TORONTO - Kevin Rabishaw had the classic signs - persistent back and abdominal pain, sudden onset of diabetes and pronounced weight loss - but as too often happens with pancreatic cancer, his symptoms weren't diagnosed early enough to make a difference.

Despite having surgery to remove a large tumour on his pancreas, followed by rounds of chemotherapy, Rabishaw died last month at age 57, just nine months after his diagnosis.

It is an all too familiar story for health professionals and cancer advocacy groups who deal with this malignancy, the fourth deadliest cancer affecting Canadians, which accounts for six per cent of all cancer deaths in the country.

Yet despite having such a lethal profile - only seven per cent of patients live five years from diagnosis - pancreatic cancer is among the most poorly funded when it comes to research dollars, with only about two per cent of all monies raised for cancer going to this type of tumour.

“It has become almost a forgotten cancer, and yet it's so devastating to the people who get it,” said Michelle Capobianco, executive director of the Pancreatic Cancer Canada Foundation (PCCF), an organization that raises funds for research, awareness and education.

“The reality is that there have been very few advances in the last 40 years,” she said. “So basically what you would be told 40 years ago is what you're told today.”

The advocacy group is hoping to change that with a partnership to boost research into pancreatic cancer. Along with the Cancer Research Society, PCCF is launching the Pancreatic Oncology Network, or PancOne, a two-year joint project to raise $2 million for research committed solely to the fight against this cancer.

To be announced Thursday, the partnership follows a bold multimedia awareness-raising campaign called “Assumptions Can Be Deadly.”

This year, an estimated 5,500 Canadians will be diagnosed with pancreatic cancer and about 4,800 will die from the disease, Canadian Cancer Society statistics indicate.

The pancreas is a finger-like organ that releases enzymes into the small intestine to aid digestion and insulin into the bloodstream to control how the body uses food for energy.

But because it is buried deep within the abdomen, symptoms of pancreatic cancer typically don't become evident until the disease is quite advanced, leading to its description as a silent killer. More than 60 per cent of tumours are diagnosed at a late stage, usually having spread, or metastasized to other parts of the body, thereby limiting chances for successful treatment.

“In many cases, it's silent until its already metastatic,” said Dr.
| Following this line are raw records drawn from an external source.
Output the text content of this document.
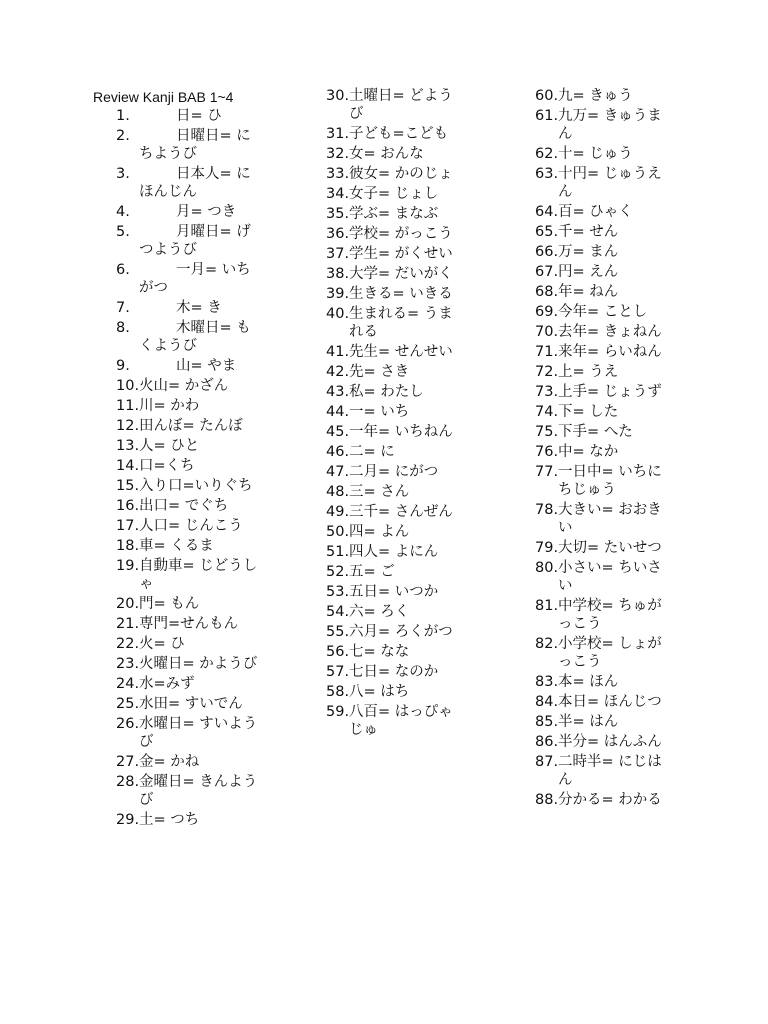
Review Kanji BAB 1~4
1.	日= ひ
2.	日曜日= にちようび
3.	日本人= にほんじん
4.	月= つき
5.	月曜日= げつようび
6.	一月= いちがつ
7.	木= き
8.	木曜日= もくようび
9.	山= やま
10. 火山= かざん
11. 川= かわ
12. 田んぼ= たんぼ
13. 人= ひと
14. 口=くち
15. 入り口=いりぐち
16. 出口= でぐち
17. 人口= じんこう
18. 車= くるま
19. 自動車= じどうしゃ
20. 門= もん
21. 専門=せんもん
22. 火= ひ
23. 火曜日= かようび
24. 水=みず
25. 水田= すいでん
26. 水曜日= すいようび
27. 金= かね
28. 金曜日= きんようび
29. 土= つち
30. 土曜日= どようび
31. 子ども=こども
32. 女= おんな
33. 彼女= かのじょ
34. 女子= じょし
35. 学ぶ= まなぶ
36. 学校= がっこう
37. 学生= がくせい
38. 大学= だいがく
39. 生きる= いきる
40. 生まれる= うまれる
41. 先生= せんせい
42. 先= さき
43. 私= わたし
44. 一= いち
45. 一年= いちねん
46. 二= に
47. 二月= にがつ
48. 三= さん
49. 三千= さんぜん
50. 四= よん
51. 四人= よにん
52. 五= ご
53. 五日= いつか
54. 六= ろく
55. 六月= ろくがつ
56. 七= なな
57. 七日= なのか
58. 八= はち
59. 八百= はっぴゃじゅ
60. 九= きゅう
61. 九万= きゅうまん
62. 十= じゅう
63. 十円= じゅうえん
64. 百= ひゃく
65. 千= せん
66. 万= まん
67. 円= えん
68. 年= ねん
69. 今年= ことし
70. 去年= きょねん
71. 来年= らいねん
72. 上= うえ
73. 上手= じょうず
74. 下= した
75. 下手= へた
76. 中= なか
77. 一日中= いちにちじゅう
78. 大きい= おおきい
79. 大切= たいせつ
80. 小さい= ちいさい
81. 中学校= ちゅがっこう
82. 小学校= しょがっこう
83. 本= ほん
84. 本日= ほんじつ
85. 半= はん
86. 半分= はんふん
87. 二時半= にじはん
88. 分かる= わかる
Steven Gallinger, a surgical oncologist at Princess Margaret Cancer Centre in Toronto.

“Only about 20 per cent of patients are eligible for surgery because the other 80 per cent have metastatic disease when we meet them for the first time,” he said, adding that this cancer also tends to be highly resistant to chemotherapy.
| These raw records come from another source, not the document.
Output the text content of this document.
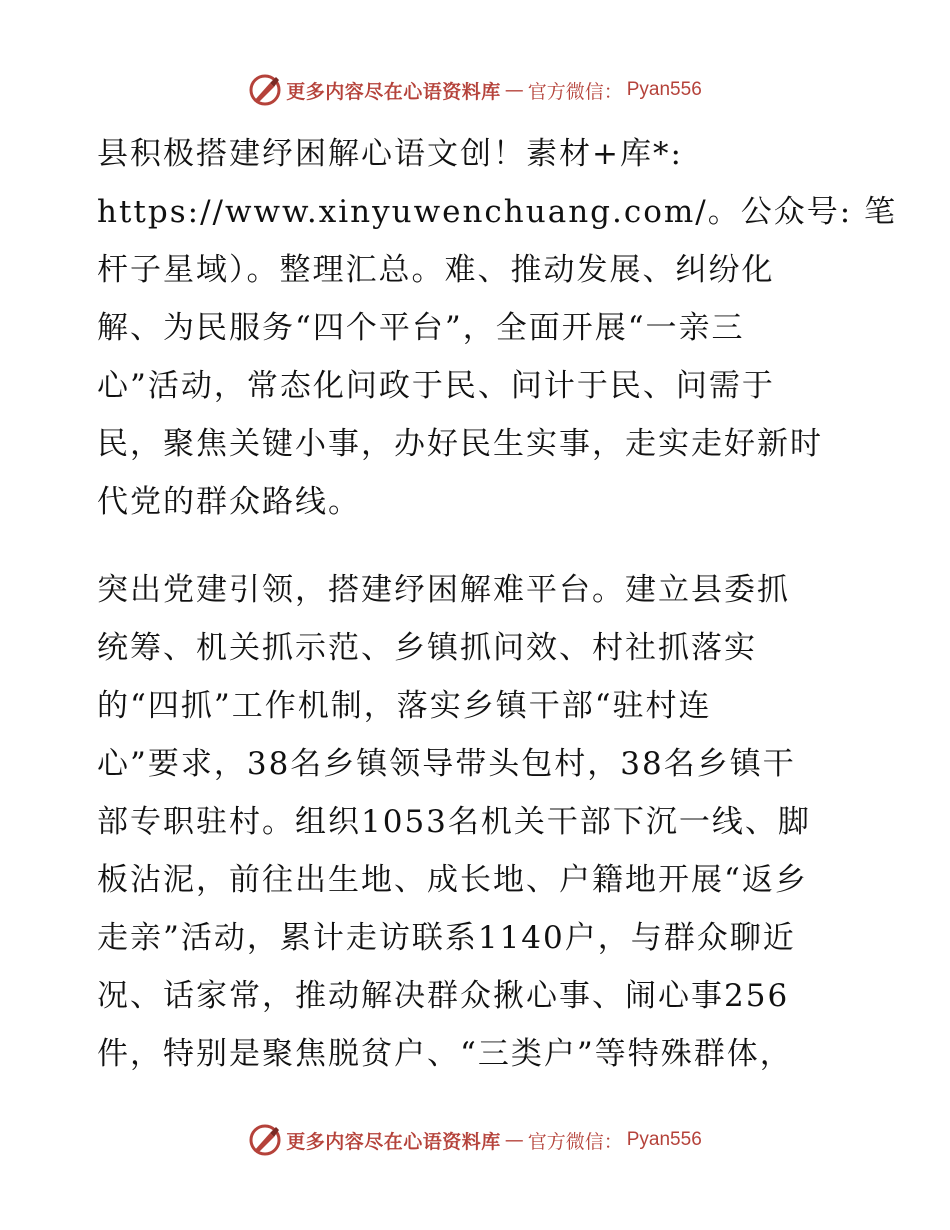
更多内容尽在心语资料库 — 官方微信： Pyan556
县积极搭建纾困解心语文创！素材+库*:
https://www.xinyuwenchuang.com/。公众号: 笔
杆子星域）。整理汇总。难、推动发展、纠纷化
解、为民服务“四个平台”，全面开展“一亲三
心”活动，常态化问政于民、问计于民、问需于
民，聚焦关键小事，办好民生实事，走实走好新时
代党的群众路线。
突出党建引领，搭建纾困解难平台。建立县委抓
统筹、机关抓示范、乡镇抓问效、村社抓落实
的“四抓”工作机制，落实乡镇干部“驻村连
心”要求，38名乡镇领导带头包村，38名乡镇干
部专职驻村。组织1053名机关干部下沉一线、脚
板沾泥，前往出生地、成长地、户籍地开展“返乡
走亲”活动，累计走访联系1140户，与群众聊近
况、话家常，推动解决群众揪心事、闹心事256
件，特别是聚焦脱贫户、“三类户”等特殊群体，
更多内容尽在心语资料库 — 官方微信： Pyan556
Although cancer of the pancreas can strike adults at any age, about 90 per cent of those who develop the disease are over 55, with an average age of about 70.

While the cause isn't yet known, Gallinger said genetics and lifestyle factors such as excess alcohol consumption and eating a western diet high in red meat and low in fibre seem to be risk factors for the disease.

“Then the convincing factor that's definitely associated is smoking,” he said, noting that tobacco use raises the risk of developing pancreatic cancer by two to three times.

Despite what may seem a grim outlook, Gallinger said the PancOne partnership offers hope that increased dedicated funding will lead to research breakthroughs in the next few years.

The $2-million target could attract matching or even higher grants from other funding institutions and government, boosting overall research dollars, he said.

“For a long time, we were kind of the orphan, unnoticed, unloved research group around the world,” Gallinger said of scientists probing the mysteries of pancreatic cancer, “meaning advocacy was minimal, so governments didn't respond well to the need for more work.

“There's also been frustrations in attracting young people to try to delve into this challenge ... (but) in the last 10 to 20 years, there's been significant improvement in awareness, which gradually trickles out to funding agencies.”

For Kevin Rabishaw, the need for greater awareness of pancreatic cancer and its symptoms - as well as increased research funding - was close to his heart, said Bryna Rabishaw, his wife of 31 years.

Before his death, he took part in a video made by PCCF “to help so the next patient has more time with their family,” she recalled her husband saying.

Rabishaw, an avid outdoorsman who included making maple syrup among his many hobbies, also left a legacy to his family and friends in the form of a sugar shack on the couple's property in Sharon, Ont., just north of Toronto, which he designed and had built by a carpenter in the weeks leading up to his death.

“The maple syrup season for 2017 became a really, really big deal for us,” Bryna Rabishaw said tearfully, adding that their adult son and daughter helped him tap maple trees near their property and their dad taught them how to boil it off and bottle the resulting syrup.

It was a hobby he relished, and his family and friends plan to continue it next year in his memory.

While she doesn't blame doctors for missing the red flags of her husband's cancer - PCCF says many health professionals can be unaware of the signs - Rabishaw hopes his story will encourage others with suspicious symptoms to get them investigated quickly.

“If they could have put the pieces together earlier,” she said, “I truly believe that he would have still been here.”